Craft Beer Glossary: 13 Terms You Need to Know

Learn these words and phrases and you can hold your own in the any beer hall.

Sure, some guys still drink watery beer and don’t care what it tastes like. But with the craft beer movement in full swing—and a record number of delicious beer options available at reasonable prices (even in cans)—you’d be kinda dumb to not drink good stuff. To help you understand what you’re guzzling, we’ve provided a beer glossary of key terms. Learn these words and phrases and you can hold your own in the any beer hall.

Ale


One of two big families of beer (along with lager). Like a Jewish grandparents in Florida, ale yeasts favor warmer temperatures, hanging out on top of a fermentation tank.
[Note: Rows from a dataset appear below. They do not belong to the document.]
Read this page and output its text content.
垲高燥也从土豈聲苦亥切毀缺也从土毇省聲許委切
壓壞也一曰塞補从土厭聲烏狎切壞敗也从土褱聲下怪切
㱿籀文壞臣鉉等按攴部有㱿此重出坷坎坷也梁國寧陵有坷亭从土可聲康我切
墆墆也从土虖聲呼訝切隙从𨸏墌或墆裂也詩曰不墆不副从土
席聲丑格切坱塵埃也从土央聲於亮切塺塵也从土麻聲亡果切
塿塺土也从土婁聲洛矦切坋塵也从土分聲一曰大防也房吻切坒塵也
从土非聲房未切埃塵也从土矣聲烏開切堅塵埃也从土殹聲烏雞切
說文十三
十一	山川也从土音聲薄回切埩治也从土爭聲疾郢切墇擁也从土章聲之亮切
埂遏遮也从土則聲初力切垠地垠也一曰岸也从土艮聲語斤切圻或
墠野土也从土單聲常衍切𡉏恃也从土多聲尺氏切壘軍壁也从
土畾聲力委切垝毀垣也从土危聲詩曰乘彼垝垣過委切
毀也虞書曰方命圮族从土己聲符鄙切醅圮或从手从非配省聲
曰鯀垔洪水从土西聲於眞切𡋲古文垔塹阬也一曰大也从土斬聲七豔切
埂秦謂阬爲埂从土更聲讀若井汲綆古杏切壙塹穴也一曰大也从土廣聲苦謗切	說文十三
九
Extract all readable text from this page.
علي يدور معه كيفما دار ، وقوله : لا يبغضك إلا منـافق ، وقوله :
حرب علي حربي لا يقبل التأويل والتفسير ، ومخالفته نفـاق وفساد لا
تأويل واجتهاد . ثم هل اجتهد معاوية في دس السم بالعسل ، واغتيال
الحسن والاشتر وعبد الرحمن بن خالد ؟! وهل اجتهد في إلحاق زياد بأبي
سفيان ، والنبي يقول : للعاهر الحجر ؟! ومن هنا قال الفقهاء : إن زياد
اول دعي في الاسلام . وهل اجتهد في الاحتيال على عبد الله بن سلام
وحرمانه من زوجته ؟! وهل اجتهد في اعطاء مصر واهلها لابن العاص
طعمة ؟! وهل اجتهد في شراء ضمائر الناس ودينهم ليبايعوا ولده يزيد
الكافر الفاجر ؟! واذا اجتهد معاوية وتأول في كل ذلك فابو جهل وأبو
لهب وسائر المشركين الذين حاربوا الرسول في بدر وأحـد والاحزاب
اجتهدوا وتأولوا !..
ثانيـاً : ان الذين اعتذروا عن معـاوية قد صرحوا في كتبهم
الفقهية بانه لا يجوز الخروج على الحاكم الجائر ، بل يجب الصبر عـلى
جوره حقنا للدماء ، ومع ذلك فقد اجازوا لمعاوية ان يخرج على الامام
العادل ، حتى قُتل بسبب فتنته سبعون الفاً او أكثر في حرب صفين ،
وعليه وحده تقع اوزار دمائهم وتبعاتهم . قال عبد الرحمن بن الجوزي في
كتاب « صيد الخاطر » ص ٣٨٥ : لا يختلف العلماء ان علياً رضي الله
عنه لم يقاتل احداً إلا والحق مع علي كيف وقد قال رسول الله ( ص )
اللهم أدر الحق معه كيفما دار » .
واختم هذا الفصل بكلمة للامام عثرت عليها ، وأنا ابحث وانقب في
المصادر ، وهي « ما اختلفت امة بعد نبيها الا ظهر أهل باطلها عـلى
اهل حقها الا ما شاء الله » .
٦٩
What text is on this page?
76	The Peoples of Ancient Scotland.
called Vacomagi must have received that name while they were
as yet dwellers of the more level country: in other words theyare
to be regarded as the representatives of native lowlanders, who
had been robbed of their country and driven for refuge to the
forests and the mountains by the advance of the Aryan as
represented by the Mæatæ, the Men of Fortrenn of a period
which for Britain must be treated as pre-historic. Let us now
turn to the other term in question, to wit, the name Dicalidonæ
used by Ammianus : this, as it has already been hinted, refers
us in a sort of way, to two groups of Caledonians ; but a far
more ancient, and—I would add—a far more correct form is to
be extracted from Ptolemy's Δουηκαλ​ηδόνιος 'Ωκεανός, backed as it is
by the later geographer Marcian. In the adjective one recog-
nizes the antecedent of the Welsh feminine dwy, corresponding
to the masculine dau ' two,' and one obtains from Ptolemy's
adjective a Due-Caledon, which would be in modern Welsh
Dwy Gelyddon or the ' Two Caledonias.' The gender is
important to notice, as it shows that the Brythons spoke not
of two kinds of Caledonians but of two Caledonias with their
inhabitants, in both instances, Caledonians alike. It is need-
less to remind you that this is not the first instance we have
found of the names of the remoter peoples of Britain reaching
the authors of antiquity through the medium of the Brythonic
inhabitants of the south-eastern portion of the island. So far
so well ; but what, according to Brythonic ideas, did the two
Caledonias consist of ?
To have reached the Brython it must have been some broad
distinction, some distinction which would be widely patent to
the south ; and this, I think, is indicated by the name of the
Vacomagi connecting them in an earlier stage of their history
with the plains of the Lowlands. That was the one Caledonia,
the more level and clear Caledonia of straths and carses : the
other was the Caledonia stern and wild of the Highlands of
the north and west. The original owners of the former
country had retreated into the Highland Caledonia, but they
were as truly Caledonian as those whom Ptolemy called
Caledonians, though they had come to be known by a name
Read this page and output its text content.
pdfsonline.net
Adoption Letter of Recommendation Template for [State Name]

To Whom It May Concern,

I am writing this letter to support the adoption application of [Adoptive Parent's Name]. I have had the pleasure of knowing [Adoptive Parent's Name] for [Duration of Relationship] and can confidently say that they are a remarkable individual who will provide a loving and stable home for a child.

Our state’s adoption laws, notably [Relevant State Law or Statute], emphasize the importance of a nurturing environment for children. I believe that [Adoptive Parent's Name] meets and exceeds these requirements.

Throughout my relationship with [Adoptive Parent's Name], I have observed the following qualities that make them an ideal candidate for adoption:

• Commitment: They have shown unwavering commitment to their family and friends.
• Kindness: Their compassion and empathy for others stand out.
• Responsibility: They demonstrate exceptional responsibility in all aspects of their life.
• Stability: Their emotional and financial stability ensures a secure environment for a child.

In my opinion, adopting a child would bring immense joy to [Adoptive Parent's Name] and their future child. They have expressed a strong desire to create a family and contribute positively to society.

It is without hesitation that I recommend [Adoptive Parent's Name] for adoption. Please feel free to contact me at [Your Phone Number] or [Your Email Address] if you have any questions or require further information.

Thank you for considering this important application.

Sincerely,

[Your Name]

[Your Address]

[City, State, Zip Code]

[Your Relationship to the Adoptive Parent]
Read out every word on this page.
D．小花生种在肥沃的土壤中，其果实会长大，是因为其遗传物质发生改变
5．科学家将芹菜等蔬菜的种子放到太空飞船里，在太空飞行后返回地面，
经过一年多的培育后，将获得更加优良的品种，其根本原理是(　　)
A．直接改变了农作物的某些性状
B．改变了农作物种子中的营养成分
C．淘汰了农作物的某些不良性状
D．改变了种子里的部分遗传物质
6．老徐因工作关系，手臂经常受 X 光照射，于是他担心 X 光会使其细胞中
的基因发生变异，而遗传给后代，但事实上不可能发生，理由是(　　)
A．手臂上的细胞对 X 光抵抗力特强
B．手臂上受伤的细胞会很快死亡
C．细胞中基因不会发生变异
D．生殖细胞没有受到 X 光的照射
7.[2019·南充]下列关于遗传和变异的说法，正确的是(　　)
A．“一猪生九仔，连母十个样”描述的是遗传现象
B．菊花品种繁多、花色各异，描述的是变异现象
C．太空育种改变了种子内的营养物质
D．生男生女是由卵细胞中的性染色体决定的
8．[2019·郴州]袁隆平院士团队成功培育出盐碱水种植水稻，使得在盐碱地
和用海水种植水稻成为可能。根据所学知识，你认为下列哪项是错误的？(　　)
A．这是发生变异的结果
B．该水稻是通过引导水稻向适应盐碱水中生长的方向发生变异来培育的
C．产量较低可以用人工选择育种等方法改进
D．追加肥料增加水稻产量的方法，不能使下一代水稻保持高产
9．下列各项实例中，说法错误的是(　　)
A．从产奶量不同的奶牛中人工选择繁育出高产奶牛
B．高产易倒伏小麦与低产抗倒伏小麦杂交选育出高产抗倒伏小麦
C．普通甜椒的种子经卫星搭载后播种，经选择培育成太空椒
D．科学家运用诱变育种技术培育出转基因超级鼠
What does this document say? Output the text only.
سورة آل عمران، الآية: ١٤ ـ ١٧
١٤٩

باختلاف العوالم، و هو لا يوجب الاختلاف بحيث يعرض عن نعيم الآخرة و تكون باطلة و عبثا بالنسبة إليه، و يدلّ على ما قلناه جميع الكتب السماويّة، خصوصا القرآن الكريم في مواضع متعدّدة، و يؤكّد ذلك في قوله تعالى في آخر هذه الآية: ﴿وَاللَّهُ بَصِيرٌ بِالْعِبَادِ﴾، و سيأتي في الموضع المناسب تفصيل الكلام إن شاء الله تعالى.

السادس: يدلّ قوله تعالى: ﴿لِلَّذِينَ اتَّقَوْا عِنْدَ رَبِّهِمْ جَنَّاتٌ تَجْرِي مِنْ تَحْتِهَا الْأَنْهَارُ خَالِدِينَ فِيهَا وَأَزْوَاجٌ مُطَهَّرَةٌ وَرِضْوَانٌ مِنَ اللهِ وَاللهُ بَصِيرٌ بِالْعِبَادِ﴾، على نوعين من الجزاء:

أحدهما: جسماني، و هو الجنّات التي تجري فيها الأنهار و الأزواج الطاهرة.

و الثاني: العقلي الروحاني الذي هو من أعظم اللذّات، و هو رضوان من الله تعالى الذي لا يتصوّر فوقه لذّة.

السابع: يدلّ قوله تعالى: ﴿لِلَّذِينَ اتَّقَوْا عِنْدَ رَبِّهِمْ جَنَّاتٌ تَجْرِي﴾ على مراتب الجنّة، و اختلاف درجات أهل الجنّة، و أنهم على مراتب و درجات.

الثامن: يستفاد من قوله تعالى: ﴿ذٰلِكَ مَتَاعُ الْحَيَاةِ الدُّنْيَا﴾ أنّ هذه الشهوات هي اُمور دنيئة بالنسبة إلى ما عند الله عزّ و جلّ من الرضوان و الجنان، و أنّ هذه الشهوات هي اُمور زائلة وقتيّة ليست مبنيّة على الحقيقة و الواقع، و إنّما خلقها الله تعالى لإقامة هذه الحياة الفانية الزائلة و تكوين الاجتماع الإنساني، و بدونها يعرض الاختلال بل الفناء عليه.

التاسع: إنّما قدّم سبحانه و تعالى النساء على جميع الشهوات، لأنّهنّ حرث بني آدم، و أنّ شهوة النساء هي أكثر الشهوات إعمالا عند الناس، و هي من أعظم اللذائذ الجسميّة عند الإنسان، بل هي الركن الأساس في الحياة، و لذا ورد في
An ale’s flavors and aromas are typically a touch estery—a five-dollar word that means fruity—and can be sweeter and fuller-bodied than lagers. Ales encompass a laundry basket of beer styles, from bitter IPAs to stouts as dark as Darth Vader’s heart.

Cask Ale


An unfiltered, naturally carbonated beer that’s best served at 55¿F, which plays up its subtler flavors and aromas. That’s right, you’re going to drink slightly warm, slightly flat beer. Unlike liverwurst, cask ale actually tastes better than it sounds.

Craft Brewer


Generally speaking this refer to any brewery that creates the kind of flavorful, unique beer that you’ll never see advertised during the Super Bowl. The opposite of “mass market” brewer.

Extreme Beers


Extra flavor, extra alcohol, extra anything. These brawny, beefy brews will hit you like a left hook in Mike Tyson’s Punch-Out!! Extreme beers include double IPAs, triple IPAs, Russian imperial stouts—drink two, and you might be deluded enough to think that you’re a czar. See our roundup of unusual beers.

Fermentation


The metabolic process during which yeasts devour the sugars in the wort like Pac-Man, creating carbon dioxide and the reason for your college sex life: alcohol.

Hops


The bright-green, cone-shape flowers of the climbing Humulus Lupulus plant, which impart bitterness, aroma, and act as a preservative to beer. Each hop variety has different properties, but these stinky green buds have something in common with another popular plant: hops are related to marijuana.

India Pale Ale(IPA)


A style of beer that’s as bitter as a 33-year-old virgin. According to highly dubious lore, the IPA was created when British brewers tossed tons of hops into ales to preserve them during long ocean voyages to India. Just as citrus fruit prevented scurvy, this beer saved British officers from the scourges of sobriety.

Lager


The second main style of beer (see also ale). Like penguins, bottom-fermenting lager yeasts prefer cooler temperatures. They also take longer to ferment, hence the term lager: lagern means to rest in German. Stick that in your bratwurst and smoke it. Lagers are typically crisp, delicate and as refreshing as a cold shower after a jog in Death Valley.

Pasteurization


Murdering yeast through a serious application of heat. Unpasteurized beers retain their yeast, which means the beer will continue to evolve over time—unlike, say, the acting chops of Pamela Anderson or Vanessa Hudgens.

Session Beer


Beer that’s low in alcohol, not in flavor. It’s best for sipping during a long-haul drinking session, such as a football game or, you know, your twenties.

Skunked


Time for a science lesson! When UV light strikes beer, it causes isohumulones—chemicals released when hops are boiled—to break down, creating chemical compounds identical to those found in skunks’ spray. Never buy bottled beer that’s been sunning in a window like a sorority girl on spring break.

Wort


The hot, unfermented soup that’s extracted from grains. For the yeasts that create beer, wort is like a trip to the old country buffet.

Yeast


Not just a type of infection, but also the microscopic critters that transform grain-soaked water into your favorite beverage.